Consequently, it means that traders/investors can easily find buyers whenever they want, which exponentially increases the chances to find profitable opportunities.
Also, checking the trading volume of different assets and then check their connection with different assets is a good strategy for those who do not want to follow the major-crypto-asset trend.
The Liquidity Factor
When speaking about any type of financial operation, liquidity is a primary and crucial parameter for decision-making. In layman’s terms, liquidity refers to the ability traders/investors have to sell assets quickly.
Hence, the higher the liquidity in a specific market, the more opportunities traders/investors have to sell their assets for profit.
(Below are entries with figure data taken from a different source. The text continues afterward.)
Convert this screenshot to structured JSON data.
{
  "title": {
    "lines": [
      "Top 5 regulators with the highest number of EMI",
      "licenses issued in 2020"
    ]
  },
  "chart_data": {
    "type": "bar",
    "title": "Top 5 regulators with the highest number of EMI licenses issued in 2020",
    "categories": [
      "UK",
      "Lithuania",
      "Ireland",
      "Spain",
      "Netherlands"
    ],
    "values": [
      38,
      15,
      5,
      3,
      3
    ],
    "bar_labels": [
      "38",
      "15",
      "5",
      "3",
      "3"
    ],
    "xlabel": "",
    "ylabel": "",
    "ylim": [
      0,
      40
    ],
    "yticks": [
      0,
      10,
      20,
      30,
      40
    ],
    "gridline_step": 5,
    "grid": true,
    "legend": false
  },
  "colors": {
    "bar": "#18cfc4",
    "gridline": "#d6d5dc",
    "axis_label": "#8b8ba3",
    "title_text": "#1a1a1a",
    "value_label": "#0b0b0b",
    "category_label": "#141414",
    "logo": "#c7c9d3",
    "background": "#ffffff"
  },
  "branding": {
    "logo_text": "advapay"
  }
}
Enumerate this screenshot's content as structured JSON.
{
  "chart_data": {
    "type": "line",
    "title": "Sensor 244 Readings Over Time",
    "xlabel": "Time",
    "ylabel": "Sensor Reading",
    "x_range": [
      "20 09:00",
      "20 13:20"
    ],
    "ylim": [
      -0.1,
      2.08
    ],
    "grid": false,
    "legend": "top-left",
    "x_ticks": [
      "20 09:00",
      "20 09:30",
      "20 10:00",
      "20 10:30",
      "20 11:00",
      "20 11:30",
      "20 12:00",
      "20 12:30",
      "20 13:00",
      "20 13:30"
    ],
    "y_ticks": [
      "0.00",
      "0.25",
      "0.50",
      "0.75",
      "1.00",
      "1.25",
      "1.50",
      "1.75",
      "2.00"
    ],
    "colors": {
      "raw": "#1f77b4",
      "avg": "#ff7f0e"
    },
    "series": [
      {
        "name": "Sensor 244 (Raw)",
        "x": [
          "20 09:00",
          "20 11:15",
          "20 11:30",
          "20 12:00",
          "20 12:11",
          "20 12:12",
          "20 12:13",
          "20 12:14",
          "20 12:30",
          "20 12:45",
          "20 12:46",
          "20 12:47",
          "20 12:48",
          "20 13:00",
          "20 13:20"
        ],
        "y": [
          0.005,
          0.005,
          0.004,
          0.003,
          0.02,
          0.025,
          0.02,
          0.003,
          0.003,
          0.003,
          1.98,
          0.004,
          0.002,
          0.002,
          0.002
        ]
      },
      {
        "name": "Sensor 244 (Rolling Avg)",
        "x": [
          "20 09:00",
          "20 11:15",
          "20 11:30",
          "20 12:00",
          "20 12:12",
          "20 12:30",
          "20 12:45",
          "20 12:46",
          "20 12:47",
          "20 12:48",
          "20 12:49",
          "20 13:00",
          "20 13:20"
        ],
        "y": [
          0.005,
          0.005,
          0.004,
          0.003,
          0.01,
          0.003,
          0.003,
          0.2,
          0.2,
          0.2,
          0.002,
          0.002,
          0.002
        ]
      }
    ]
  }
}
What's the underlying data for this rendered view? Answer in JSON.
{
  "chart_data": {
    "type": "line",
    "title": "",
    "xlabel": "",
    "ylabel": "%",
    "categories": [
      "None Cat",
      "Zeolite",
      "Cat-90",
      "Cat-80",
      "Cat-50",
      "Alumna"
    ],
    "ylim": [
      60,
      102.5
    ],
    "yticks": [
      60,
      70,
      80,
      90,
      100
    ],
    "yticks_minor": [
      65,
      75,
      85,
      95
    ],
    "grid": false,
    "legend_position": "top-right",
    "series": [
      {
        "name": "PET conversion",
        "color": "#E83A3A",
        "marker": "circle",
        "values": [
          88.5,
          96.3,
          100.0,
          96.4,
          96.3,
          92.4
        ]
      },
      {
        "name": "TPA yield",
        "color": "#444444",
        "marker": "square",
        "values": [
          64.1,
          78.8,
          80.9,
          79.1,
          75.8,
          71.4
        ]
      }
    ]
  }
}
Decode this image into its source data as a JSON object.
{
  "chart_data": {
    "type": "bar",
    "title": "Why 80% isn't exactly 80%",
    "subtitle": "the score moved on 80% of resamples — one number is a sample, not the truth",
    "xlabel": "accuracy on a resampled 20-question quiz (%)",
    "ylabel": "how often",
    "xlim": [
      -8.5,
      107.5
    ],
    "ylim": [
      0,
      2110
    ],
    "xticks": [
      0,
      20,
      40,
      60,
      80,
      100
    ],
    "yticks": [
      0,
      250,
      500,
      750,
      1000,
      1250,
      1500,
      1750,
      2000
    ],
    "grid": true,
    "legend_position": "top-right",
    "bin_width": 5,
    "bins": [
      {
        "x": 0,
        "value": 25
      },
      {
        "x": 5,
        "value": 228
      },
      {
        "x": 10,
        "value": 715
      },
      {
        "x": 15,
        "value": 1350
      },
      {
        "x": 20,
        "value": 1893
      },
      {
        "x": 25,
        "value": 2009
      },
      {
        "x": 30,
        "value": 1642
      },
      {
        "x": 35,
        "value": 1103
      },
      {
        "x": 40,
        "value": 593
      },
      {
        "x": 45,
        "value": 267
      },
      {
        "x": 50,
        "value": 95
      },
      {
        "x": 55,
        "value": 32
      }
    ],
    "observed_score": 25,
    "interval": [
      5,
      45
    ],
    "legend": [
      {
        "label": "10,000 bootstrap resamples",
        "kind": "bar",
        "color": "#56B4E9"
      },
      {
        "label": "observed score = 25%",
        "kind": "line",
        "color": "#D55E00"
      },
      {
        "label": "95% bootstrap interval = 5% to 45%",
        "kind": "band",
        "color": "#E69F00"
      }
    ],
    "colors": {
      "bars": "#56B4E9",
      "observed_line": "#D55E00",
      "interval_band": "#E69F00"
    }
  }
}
It is impossible to dissociate liquidity and profit, as the liquidity level in a trading pair is what determines the profit from each negotiation.
Plus, healthy levels of liquidity mean lower risk for operations. This way, if a certain trading pair always have people willing to buy and sell their assets, traders/investors will not lose following a bearish trend.
The supply-and-demand for a certain digital asset also affects its liquidity. When the demand for a cryptocurrency is low, traders/investors have to establish lower exchange rates to make it less unattractive to potential buyers.
Once again, it explains why cryptocurrencies such as BTC, ETH, USDT, BNB, and LTC are leading choices when it comes to trading pairs, as these are assets that have solid and ever-growing liquidity.
Assessing the Past Performance of Trading Pairs
In a market so volatile as the cryptocurrency market, it is important to analyze history to find valuable conclusions about the present and future.
It is crucial to take a look back and assess the performance of the best cryptocurrency trading pairs. This strategy allows traders/investors to choose the right pairs based on technical analysis, market sentiment, and asset comparison.
When choosing a trading pair, it is essential to evaluate all the factors involved in a potential trade, including market volatility, liquidity, and profit rates.
Also, it is crucial to check what options your exchange of choice allows you to use as the base currency. Currently, the most profitable trading pairs involve BTC, ETH, LTC, USDT, and BNB.
Every year, new digital assets are releases, some projects are born, and many of these projects fail to stay active while others thrive to reach the top of the chain. Hence, it is possible to forecast the performance of certain assets by analyzing the performance of similar assets in the past.